As the first post dedicated to the feature coverage of Postgres 9.6 which is currently in active development, let’s talk about the following commit:
commit: 0dc848b0314d63188919f1ce943730eac684dccd
author: Peter Eisentraut
date: Tue, 28 Jul 2015 20:31:35 -0400
pg_basebackup: Add --slot option
This option specifies a replication slot for WAL streaming (-X stream),
so that there can be continuous replication slot use between WAL
streaming during the base backup and the start of regular streaming
replication.
When taking a base backup with pg_basebackup, one has surely already experienced the problem that WAL files may be missing on the node from where the backup has been taken when connecting for example a fresh standby using this base backup after a certain delay. In such a case the standby node would complain about the following error.
FATAL: could not receive data from WAL stream:
ERROR: requested WAL segment 000000010000000000000003 has already been removed
This can be easily avoided by having a WAL archive with a proper restore_command set in the standby’s recovery.conf or by tuning wal_keep_segments with a more or less appropriate number of segments corresponding to the amount of data generated between the moment the base backup has been started and the moment a standby node performing streaming and using this base backup connects to its parent node. In the former case, some users may not have a WAL archive set up (well they normally should to be able to recover from only base backups). In the later case, setting up wal_keep_segments is not an exact science, and if the server faces a peak of activity you may still finish with a missing WAL segments on the original node.
Well, this is where [physical replication slots] (https://www.postgresql.org/docs/devel/static/warm-standby.html#STREAMING-REPLICATION-SLOTS) are actually useful, because once created and enabled for a given client, they are able to retain WAL segments as long at the slot’s restart_lsn is not consumed by this client. Now, combined with pg_basebackup, what you actually get is the possibility to create a base backup and to ensure that WAL segments will be present on the node from where the base backup has been taken when combining it with the stream mode (-X stream).

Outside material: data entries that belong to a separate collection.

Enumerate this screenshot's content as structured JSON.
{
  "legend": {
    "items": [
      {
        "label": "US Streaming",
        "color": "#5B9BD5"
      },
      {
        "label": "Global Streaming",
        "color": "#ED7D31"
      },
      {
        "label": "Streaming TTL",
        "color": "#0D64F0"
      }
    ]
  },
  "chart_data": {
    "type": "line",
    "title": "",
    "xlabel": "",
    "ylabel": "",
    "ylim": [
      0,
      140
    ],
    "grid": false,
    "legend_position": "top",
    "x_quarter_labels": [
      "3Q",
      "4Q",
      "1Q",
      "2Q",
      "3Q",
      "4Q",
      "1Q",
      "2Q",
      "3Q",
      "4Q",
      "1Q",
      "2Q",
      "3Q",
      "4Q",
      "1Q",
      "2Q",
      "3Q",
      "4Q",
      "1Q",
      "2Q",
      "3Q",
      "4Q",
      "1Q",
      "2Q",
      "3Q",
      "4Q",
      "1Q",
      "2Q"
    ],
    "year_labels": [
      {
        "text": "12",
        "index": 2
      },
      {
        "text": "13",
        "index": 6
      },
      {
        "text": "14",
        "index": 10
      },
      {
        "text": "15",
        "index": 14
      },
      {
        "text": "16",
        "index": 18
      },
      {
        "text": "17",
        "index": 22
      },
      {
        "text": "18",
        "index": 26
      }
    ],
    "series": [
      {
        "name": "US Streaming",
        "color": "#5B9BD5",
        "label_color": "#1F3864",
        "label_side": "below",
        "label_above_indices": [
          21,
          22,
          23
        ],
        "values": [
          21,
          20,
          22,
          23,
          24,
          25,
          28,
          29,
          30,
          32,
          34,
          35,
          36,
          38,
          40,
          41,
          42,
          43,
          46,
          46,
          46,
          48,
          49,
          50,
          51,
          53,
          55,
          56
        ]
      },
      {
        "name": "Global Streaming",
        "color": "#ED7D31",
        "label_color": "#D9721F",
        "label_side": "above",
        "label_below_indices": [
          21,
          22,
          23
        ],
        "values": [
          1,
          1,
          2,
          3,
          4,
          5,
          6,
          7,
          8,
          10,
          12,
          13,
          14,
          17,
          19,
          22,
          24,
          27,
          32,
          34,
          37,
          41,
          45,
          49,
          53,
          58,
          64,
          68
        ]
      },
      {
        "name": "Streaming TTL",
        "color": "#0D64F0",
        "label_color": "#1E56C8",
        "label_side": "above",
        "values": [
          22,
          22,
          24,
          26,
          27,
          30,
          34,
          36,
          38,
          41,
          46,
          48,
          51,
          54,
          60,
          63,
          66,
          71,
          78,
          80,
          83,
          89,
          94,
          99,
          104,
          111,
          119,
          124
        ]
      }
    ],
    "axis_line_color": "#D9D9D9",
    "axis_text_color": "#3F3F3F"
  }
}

Hence this makes sure that a given base backup does not become useless after having taken it because of missing WAL segments lost until the moment the base backup node is switched on. However be sure to have some kind of monitoring to ensure that pg_xlog on the original node does not get bloated because of the WAL retained, and that the base backup is used becore pg_xlog partition or PGDATA gets full.
In order to use this feature, first create a physical replication slot on the node from which the base backup will be taken:
=# SELECT * FROM pg_create_physical_replication_slot('base_backup_slot');
slot_name | xlog_position
------------------+---------------
base_backup_slot | null
(1 row)
=# SELECT slot_name, restart_lsn FROM pg_replication_slots;
slot_name | restart_lsn
------------------+-------------
base_backup_slot | null
(1 row)
Then invoke pg_basebackup with the option –slot and the name of the slot previously created:
$ pg_basebackup -D base_backup --slot base_backup_slot -X stream
Once the base backup has been created the slot is activated and will begin to retain the WAL needed for this base backup.
$ psql -c "SELECT slot_name, restart_lsn FROM pg_replication_slots;"
slot_name | restart_lsn
------------------+-------------
base_backup_slot | 0/2000000
(1 row)
Note as well that when -R and –slot are used together to generate automatically a recovery.conf file in the base backup, primary_slot_name will be added with the slot name wanted, which is handy as well.